Já a média móvel diária de mortes está acima de 200 há dez dias seguidos.

SÃO PAULO - O estado de São Paulo registrou o maior número de novos casos confirmados de Covid-19 em uma semana desde o início da pandemia. Entre domingo (10) e o último sábado (16), foram 79.106 confirmações no total, o que dá a média de 11.301 casos por dia.

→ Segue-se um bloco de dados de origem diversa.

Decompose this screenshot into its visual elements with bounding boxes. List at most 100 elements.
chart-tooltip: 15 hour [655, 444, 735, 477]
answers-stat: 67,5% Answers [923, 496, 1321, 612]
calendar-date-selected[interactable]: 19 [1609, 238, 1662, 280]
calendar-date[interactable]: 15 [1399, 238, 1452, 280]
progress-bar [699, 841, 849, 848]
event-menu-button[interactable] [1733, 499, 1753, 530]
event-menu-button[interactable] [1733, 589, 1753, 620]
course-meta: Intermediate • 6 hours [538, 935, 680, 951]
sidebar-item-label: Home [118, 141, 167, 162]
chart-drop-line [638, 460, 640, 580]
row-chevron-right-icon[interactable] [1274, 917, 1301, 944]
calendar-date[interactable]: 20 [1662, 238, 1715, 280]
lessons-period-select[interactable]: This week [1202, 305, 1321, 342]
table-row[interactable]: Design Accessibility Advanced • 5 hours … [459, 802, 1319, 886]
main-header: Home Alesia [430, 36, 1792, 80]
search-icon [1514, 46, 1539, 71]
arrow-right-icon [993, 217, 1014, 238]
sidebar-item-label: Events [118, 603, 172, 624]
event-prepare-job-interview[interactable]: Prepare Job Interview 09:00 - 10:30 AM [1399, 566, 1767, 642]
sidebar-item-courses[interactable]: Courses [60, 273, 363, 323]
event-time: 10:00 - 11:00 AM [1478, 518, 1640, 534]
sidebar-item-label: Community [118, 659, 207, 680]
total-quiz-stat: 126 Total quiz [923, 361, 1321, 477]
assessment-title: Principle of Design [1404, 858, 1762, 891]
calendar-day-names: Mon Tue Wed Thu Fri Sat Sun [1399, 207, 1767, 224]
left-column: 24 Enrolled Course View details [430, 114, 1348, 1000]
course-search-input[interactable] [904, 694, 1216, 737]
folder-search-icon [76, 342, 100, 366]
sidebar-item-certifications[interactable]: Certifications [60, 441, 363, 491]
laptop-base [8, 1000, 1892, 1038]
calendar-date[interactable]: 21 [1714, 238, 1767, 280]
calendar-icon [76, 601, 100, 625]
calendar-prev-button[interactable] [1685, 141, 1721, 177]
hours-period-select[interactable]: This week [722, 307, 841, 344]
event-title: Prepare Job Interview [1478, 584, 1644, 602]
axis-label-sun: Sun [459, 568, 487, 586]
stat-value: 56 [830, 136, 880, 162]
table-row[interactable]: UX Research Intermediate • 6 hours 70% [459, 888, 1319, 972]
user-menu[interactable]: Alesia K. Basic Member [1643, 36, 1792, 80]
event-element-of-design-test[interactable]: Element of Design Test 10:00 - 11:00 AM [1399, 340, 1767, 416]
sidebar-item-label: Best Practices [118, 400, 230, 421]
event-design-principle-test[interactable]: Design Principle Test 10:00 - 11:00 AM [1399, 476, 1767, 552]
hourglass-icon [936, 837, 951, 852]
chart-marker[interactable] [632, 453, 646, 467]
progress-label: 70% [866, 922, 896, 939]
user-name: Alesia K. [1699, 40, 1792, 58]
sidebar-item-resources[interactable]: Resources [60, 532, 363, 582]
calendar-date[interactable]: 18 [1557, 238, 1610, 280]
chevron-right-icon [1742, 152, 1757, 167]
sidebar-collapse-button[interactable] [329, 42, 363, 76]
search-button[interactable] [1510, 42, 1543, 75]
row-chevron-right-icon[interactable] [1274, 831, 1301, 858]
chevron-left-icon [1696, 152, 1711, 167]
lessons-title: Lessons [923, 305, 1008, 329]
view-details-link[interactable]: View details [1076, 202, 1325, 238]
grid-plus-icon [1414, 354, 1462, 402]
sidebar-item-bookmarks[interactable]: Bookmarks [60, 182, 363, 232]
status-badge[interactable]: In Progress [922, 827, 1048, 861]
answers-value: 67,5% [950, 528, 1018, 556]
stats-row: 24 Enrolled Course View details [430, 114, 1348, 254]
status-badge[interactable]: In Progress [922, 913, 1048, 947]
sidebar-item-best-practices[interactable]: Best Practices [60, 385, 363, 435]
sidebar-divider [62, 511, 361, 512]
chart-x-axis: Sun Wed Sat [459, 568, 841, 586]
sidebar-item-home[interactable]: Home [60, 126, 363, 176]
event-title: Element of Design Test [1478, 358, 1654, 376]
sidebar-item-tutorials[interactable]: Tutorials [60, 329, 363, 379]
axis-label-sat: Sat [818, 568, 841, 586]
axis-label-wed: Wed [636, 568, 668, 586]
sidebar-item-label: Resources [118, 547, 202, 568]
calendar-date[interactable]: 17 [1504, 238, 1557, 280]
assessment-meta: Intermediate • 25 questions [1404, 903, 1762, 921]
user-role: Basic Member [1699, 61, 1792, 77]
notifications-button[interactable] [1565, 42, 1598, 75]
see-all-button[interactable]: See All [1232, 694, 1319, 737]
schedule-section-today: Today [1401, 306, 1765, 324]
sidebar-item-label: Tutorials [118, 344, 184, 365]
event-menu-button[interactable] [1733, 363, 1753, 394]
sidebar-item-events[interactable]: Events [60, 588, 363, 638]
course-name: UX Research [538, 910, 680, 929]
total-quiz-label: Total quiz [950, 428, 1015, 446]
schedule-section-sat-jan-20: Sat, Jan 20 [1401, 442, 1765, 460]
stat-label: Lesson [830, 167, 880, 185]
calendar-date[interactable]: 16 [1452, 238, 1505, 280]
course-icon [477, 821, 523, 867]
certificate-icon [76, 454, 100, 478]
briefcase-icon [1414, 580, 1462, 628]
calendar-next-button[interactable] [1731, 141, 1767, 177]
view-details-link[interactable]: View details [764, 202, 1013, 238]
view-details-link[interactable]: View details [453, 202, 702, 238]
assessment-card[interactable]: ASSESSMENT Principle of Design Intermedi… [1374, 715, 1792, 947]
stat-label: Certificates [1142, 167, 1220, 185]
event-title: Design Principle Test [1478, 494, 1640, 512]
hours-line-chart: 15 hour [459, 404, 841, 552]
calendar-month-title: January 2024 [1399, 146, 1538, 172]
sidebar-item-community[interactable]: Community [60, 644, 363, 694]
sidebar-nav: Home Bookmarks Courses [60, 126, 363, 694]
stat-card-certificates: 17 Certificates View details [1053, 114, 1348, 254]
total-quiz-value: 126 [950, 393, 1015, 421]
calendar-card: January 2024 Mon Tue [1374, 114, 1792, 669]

O maior valor semanal anterior* havia sido observado na semana entre 9 e 15 de agosto, quando foram confirmados 75.799 casos no total, o que dá a média diária de 10.828.
 
"No número de casos, foi a nossa pior semana. Tivemos uma elevação de 9% em relação à semana anterior. Mesmo naquele momento em que testávamos mais, e que chegamos ao nosso pico, que aconteceu na 33ª semana epidemiológica [de 9 a 15 de agosto], já superamos este montante. Já superamos o número de casos no pico que nós tivemos naquela semana, 33ª", disse o secretário estadual de Saúde, Jean Gorinchteyn, em coletiva de imprensa nesta segunda-feira (18).
 
A média móvel de mortes diárias, que considera os registros dos últimos sete dias, é de 230 nesta segunda-feira (18). O valor é o maior desde o dia 23 de agosto de 2020 e cresceu 57% em relação ao registrado há 14 dias, o que para especialistas indica tendência de alta da epidemia.
 
O dado considera a média dos registros dos últimos sete dias e está acima de 200 há dez dias seguidos, valor que não era observado desde o dia 16 de setembro do ano passado. Como o cálculo da média móvel leva em conta um período maior que o registro diário, é possível medir de forma mais fidedigna a tendência da pandemia.
 
Segundo dados da Secretaria Estadual de Saúde, foram contabilizadas 42 novas mortes por coronavírus nas últimas 24 horas, elevando o total desde o início da pandemia para 49.987. Já o total de casos confirmados da doença subiu para 1.628.272, considerando os 2.933 novos registros nas últimas 24 horas.
 
Os novos registros não significam, necessariamente, que as mortes e casos aconteceram de um dia para outro, mas, sim, que foram computados no sistema neste período. As notificações costumam ser menores aos finais de semana e feriados, quando as equipes de saúde trabalham em esquema de plantão.
 
Nesta segunda-feira, a média móvel diária de casos é de 11.304. O valor é 71% maior que o registrado há 14 dias, o que para especialistas também indica tendência de alta.
 
A média diária de casos está acima de 10 mil há dez dias seguidos. O último registro de média móvel acima de 10 mil casos no estado era de 18 de agosto.
 
Devido à piora nos indicadores de saúde, o Governo de São Paulo antecipou a reclassificação do plano de flexibilização da quarentena sexta-feira (15) e oito regiões do estado foram para fases mais restritivas do plano de flexibilização econômica. Atualmente, 10 regiões estão na fase laranja, seis na amarela e uma na fase vermelha, mais restritiva do plano. A previsão era de que uma nova mudança só fosse feita em fevereiro.
 
O estado de São Paulo registrou nesta segunda-feira (18) o número total de 13.815 pacientes internados por Covid-19 em toda rede hospitalar, sendo 7.811 em enfermaria e 6.004 em leitos de Unidade de Terapia Intensiva (UTI).
 
O total de pacientes internados tem se mantido acima de 10 mil desde o início de dezembro de 2020, o que pressiona o sistema de saúde e interfere no atendimento de outras doenças.
 
Nesta segunda, a taxa de ocupação de leitos de UTI para Covid-19 em toda rede de saúde, incluindo serviços particulares e públicos, é de 70,1% na Grande São Paulo e de 69,1% no estado.
 
A taxa de ocupação de leitos de UTI na Grande São Paulo não ficava acima de 70% desde 20 de junho de 2020.
 
"Estamos com taxa de ocupação de UTI no estado em 69,1% e na Grande São Paulo 70,1%. A impressão que se dá é que ainda temos 30% de sobra. Nós temos que entender que algumas das regiões já tiveram seus hospitais atingindo a marca de 100%, é que nós conseguimos redirecionar os pacientes para outros hospitais. Agora, até quando conseguiremos isso? Nós não podemos só ampliar leitos e leitos. Precisamos também diminuir a circulação de doença na nossa população", disse o secretário de saúde, Jean Gorinchteyn.
 
Os índices de ocupação variam dia a dia, e a central de regulação do estado é responsável por conseguir vagas para pacientes que estão na fila de atendimento.